Наши тела покрываются потом, наши поцелуи становятся неряшливыми и отчаянными, но я никогда не чувствовал ничего настолько чертовски приятного. Это не так, как когда я был с ней в темной комнате или в "Вишне", и уж точно, черт возьми, никогда ни с кем другим такого не было. Это личное, это эмоциональная связь, а не просто желание кончить. Это то же самое, как когда я держал ее за руку на заправке — это значит гораздо больше, и теперь, когда я знаю, насколько чертовски невероятным это может быть, как я могу хотеть чего-то меньшего?

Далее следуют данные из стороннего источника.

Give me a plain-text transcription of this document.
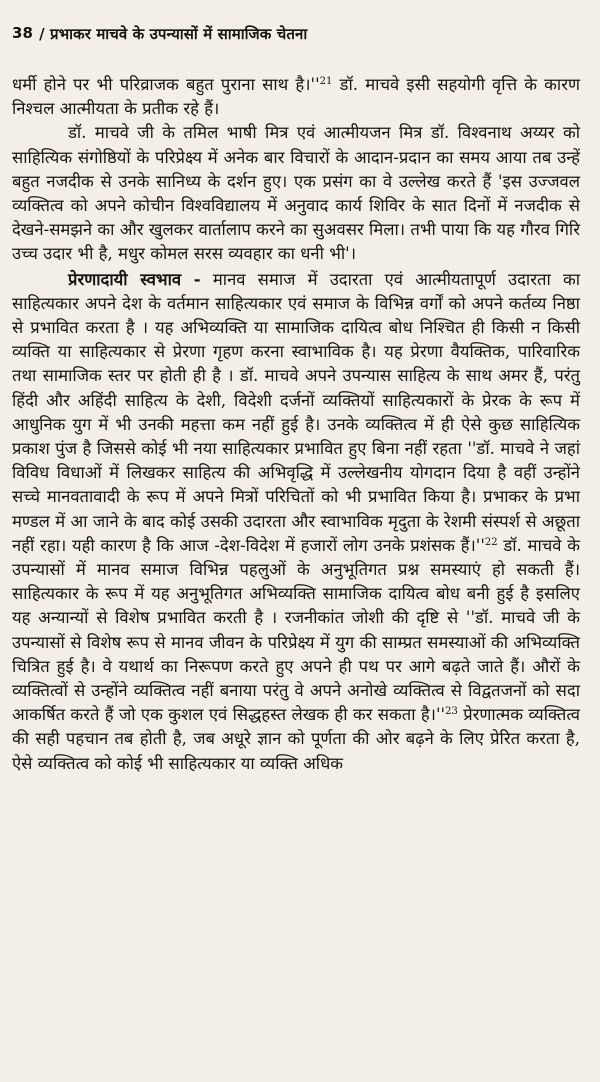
38 / प्रभाकर माचवे के उपन्यासों में सामाजिक चेतना

धर्मी होने पर भी परिव्राजक बहुत पुराना साथ $है।''^{21}$ डॉ. माचवे इसी सहयोगी वृत्ति के कारण निश्चल आत्मीयता के प्रतीक रहे हैं।

डॉ. माचवे जी के तमिल भाषी मित्र एवं आत्मीयजन मित्र डॉ. विश्वनाथ अय्यर को साहित्यिक संगोष्ठियों के परिप्रेक्ष्य में अनेक बार विचारों के आदान-प्रदान का समय आया तब उन्हें बहुत नजदीक से उनके सानिध्य के दर्शन हुए। एक प्रसंग का वे उल्लेख करते हैं 'इस उज्जवल व्यक्तित्व को अपने कोचीन विश्वविद्यालय में अनुवाद कार्य शिविर के सात दिनों में नजदीक से देखने-समझने का और खुलकर वार्तालाप करने का सुअवसर मिला। तभी पाया कि यह गौरव गिरि उच्च उदार भी है, मधुर कोमल सरस व्यवहार का धनी भी'।

प्रेरणादायी स्वभाव - मानव समाज में उदारता एवं आत्मीयतापूर्ण उदारता का साहित्यकार अपने देश के वर्तमान साहित्यकार एवं समाज के विभिन्न वर्गों को अपने कर्तव्य निष्ठा से प्रभावित करता है । यह अभिव्यक्ति या सामाजिक दायित्व बोध निश्चित ही किसी न किसी व्यक्ति या साहित्यकार से प्रेरणा गृहण करना स्वाभाविक है। यह प्रेरणा वैयक्तिक, पारिवारिक तथा सामाजिक स्तर पर होती ही है । डॉ. माचवे अपने उपन्यास साहित्य के साथ अमर हैं, परंतु हिंदी और अहिंदी साहित्य के देशी, विदेशी दर्जनों व्यक्तियों साहित्यकारों के प्रेरक के रूप में आधुनिक युग में भी उनकी महत्ता कम नहीं हुई है। उनके व्यक्तित्व में ही ऐसे कुछ साहित्यिक प्रकाश पुंज है जिससे कोई भी नया साहित्यकार प्रभावित हुए बिना नहीं रहता ''डॉ. माचवे ने जहां विविध विधाओं में लिखकर साहित्य की अभिवृद्धि में उल्लेखनीय योगदान दिया है वहीं उन्होंने सच्चे मानवतावादी के रूप में अपने मित्रों परिचितों को भी प्रभावित किया है। प्रभाकर के प्रभा मण्डल में आ जाने के बाद कोई उसकी उदारता और स्वाभाविक मृदुता के रेशमी संस्पर्श से अछूता नहीं रहा। यही कारण है कि आज -देश-विदेश में हजारों लोग उनके प्रशंसक $हैं।''^{22}$ डॉ. माचवे के उपन्यासों में मानव समाज विभिन्न पहलुओं के अनुभूतिगत प्रश्न समस्याएं हो सकती हैं। साहित्यकार के रूप में यह अनुभूतिगत अभिव्यक्ति सामाजिक दायित्व बोध बनी हुई है इसलिए यह अन्यान्यों से विशेष प्रभावित करती है । रजनीकांत जोशी की दृष्टि से ''डॉ. माचवे जी के उपन्यासों से विशेष रूप से मानव जीवन के परिप्रेक्ष्य में युग की साम्प्रत समस्याओं की अभिव्यक्ति चित्रित हुई है। वे यथार्थ का निरूपण करते हुए अपने ही पथ पर आगे बढ़ते जाते हैं। औरों के व्यक्तित्वों से उन्होंने व्यक्तित्व नहीं बनाया परंतु वे अपने अनोखे व्यक्तित्व से विद्वतजनों को सदा आकर्षित करते हैं जो एक कुशल एवं सिद्धहस्त लेखक ही कर सकता $है।''^{23}$ प्रेरणात्मक व्यक्तित्व की सही पहचान तब होती है, जब अधूरे ज्ञान को पूर्णता की ओर बढ़ने के लिए प्रेरित करता है, ऐसे व्यक्तित्व को कोई भी साहित्यकार या व्यक्ति अधिक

— Блядь, Маленькая Птичка, — стону я напротив ее кожи, входя в ее сладкое влагалище. — Ты губишь меня.
Она улыбается, и ее тело начинает дрожать, а глаза прищуриваются, когда они встречаются с моими.
— Это все, чего я когда-либо хотела.
Гребаный ад.
Ее стенки растягиваются с каждым толчком, и когда мои яйца напрягаются, она сжимается вокруг меня.
— О Боже, Айзек, — выдыхает она, впиваясь ногтями в мое плечо. — Я собираюсь кончить.
— Позволь мне почувствовать тебя, — шепчу я ей на ухо, мои губы покусывают мочку ее уха, прежде чем опуститься к чувствительной коже под ухом. — Кончай для меня, детка. Обхвати меня своей идеальной маленькой киской.
Аспен судорожно вздыхает, и когда я вхожу в нее снова и снова, ее стенки сжимаются вокруг меня, и она откидывает
— О, черт, — стонет она, превращаясь в дрожащее месиво, ее бедра подрагивают от удовольствия, но я не осмеливаюсь остановиться, пока она насаживается на мой член.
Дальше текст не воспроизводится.